Vejam que Dylan é nomeado por Universidades desde 1994. Sua influência acontece desde o início da década de 60, muito antes que a maioria dos premiados atuais tivesse sequer começado a escrever. Sua carreira não teve um ápice, ou uma única obra fantástica, mas inúmeros ápices e inúmeras obras-primas (sim, sei que soa contraditório, mas é coerente no caso de Dylan, pois ele é muito diverso). Ele é alguém que continuamente assombra pela qualidade, diversidade e importância. Todos os estilos norte-americanos foram explorados por ele, desde a cultura negra, indígena, judia, colonialista, desde o blues sulista até o jazz de Nova Iorque, com estilos que vão desde o mais experimental ao mais direto.

A grande verdade é que Dylan é um verdadeiro gigante, que influencia gerações há mais de 50 anos, que está além de poder ser medido com as réguas que se usa geralmente. Se alguém pegar qualquer um de seus 8 primeiros discos verá letras inspiradíssimas, complexas, diversas. Não adianta, de um músico com centenas de letras, ler três ou quatro e julgá-lo. Vendo o todo se nota sua versatilidade e originalidade.

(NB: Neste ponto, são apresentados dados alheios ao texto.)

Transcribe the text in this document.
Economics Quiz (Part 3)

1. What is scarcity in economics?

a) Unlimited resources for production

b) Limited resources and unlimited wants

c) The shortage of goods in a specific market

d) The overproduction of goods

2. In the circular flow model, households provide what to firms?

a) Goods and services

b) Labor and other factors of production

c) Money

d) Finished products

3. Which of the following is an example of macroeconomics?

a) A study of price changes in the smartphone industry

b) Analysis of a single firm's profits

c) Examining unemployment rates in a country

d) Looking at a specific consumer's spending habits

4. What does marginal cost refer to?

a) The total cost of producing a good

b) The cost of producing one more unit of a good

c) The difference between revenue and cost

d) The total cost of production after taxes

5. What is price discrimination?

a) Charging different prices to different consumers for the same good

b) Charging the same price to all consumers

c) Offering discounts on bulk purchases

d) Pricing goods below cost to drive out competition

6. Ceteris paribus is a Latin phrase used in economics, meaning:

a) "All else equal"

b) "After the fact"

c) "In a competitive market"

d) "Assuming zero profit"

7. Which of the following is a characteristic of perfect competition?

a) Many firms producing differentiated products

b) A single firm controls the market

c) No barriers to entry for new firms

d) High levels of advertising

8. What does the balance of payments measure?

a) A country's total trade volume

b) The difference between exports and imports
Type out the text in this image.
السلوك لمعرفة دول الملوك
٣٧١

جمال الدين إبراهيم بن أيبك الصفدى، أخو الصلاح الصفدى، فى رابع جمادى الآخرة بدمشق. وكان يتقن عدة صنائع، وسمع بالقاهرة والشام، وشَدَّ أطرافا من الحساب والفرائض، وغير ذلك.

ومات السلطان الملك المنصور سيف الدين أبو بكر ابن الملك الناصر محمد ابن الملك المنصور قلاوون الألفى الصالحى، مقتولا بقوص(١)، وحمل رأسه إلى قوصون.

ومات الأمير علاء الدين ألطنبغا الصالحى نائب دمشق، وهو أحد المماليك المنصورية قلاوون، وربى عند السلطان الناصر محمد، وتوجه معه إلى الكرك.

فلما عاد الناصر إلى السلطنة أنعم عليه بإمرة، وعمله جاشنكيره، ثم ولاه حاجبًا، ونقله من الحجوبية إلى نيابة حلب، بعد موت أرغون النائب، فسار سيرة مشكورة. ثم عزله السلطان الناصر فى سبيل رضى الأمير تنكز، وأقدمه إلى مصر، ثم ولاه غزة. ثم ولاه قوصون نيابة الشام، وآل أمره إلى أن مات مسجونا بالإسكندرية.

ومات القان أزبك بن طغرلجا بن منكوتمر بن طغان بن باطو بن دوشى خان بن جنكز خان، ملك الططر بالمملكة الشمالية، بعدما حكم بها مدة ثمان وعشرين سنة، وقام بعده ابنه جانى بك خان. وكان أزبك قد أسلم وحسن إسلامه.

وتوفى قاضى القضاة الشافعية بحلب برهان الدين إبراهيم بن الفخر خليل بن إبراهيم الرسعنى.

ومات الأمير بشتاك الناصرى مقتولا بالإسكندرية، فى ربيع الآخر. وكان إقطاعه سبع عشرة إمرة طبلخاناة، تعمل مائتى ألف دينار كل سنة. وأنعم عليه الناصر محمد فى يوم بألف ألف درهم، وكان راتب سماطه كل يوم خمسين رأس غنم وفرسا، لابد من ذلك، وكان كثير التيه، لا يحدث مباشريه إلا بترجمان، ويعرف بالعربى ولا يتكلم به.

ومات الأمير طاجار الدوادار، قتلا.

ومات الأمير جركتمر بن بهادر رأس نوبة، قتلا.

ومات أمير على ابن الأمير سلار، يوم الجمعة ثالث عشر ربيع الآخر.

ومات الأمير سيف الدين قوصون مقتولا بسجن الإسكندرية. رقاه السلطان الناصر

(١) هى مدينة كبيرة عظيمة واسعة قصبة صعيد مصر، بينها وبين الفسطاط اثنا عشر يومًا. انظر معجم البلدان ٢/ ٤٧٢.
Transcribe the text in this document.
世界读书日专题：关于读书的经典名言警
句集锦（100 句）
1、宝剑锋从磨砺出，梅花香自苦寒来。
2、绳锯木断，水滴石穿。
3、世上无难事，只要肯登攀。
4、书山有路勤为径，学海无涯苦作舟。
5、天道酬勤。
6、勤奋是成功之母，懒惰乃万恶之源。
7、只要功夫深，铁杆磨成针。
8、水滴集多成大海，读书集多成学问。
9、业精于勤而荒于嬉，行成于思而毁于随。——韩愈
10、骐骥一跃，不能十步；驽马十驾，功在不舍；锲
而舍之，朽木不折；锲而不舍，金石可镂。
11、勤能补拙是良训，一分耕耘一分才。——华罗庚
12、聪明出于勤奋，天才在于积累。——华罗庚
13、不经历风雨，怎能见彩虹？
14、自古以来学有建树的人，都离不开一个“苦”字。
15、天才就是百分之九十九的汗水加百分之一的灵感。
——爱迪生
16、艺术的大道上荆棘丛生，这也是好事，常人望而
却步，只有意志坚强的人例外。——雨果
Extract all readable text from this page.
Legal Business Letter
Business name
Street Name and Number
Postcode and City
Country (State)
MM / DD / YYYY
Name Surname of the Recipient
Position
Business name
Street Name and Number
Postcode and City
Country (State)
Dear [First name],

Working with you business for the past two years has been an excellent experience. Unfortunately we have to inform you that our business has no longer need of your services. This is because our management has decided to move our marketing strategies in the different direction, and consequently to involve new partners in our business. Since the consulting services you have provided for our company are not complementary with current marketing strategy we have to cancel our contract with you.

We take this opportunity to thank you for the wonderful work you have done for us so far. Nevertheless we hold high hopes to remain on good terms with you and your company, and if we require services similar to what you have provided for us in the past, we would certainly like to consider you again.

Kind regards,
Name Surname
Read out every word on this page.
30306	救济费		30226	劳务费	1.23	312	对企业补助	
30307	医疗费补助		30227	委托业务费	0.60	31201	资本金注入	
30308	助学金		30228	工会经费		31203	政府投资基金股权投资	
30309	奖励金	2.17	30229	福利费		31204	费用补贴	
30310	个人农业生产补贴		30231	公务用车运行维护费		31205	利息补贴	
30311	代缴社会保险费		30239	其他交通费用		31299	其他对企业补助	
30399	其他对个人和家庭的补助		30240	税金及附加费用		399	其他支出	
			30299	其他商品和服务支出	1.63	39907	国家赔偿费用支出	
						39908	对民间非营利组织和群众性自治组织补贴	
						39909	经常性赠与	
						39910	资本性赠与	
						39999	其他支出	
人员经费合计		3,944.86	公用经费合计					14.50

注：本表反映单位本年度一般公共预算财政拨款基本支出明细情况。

Por fim, se olharmos para o outro lado – quem estava na lista de possíveis premiados ano passado – veremos que aqueles mais badalados não fariam jus a Dylan. Os dois poetas mais mencionados como merecedores – Adonis e Ko Un – não me parecem superiores a Dylan (já li bastante coisa deles) – não estão nem no mesmo nível. Ko Un é extremamente repetitivo, falando de reencarnação e karma (mas ainda é bom), e Adonis tem poesias bem medíocres, é um autor irregular. Outros autores mencionados – Murakami, Roth, Oates, DeLillo (outros que são extremamente populares) não me parecem tão incríveis e influentes. Ngugi Wa Thiong´o tem obras excelentes, mas desde a década de 70 ele só escreve ensaios ou livros medíocres (chequem Matigari). Claro que poderíamos argumentar que Lobo Antunes mereceria, e não vou negar. Aira e Mia Couto são bastante repetitivos também. Kadaré não escreve um grande livro há décadas. Banville, Atwood, Pynchon, Marias, Vila-Matas, Krasznahorkai , Oz, Rushdie, Magris, Farah, Goytisolo (qualquer um deles)… já li todos. E prefiro Dylan. Dylan realmente é mais hábil com as letras do que esses acima.

Em suma, qualquer lado que vejamos – Dylan por si só, ele ao lado dos outros premiados, e ele ao lado dos possíveis futuros premiados – está muito, muito bem. Vejam que se Dylan fosse um avião, desde 1962 só tem subido, subido… mesmo que muita gente não goste. Sua influência e importância só aumenta, independente do prêmio ou não. E vai continuar aumentando.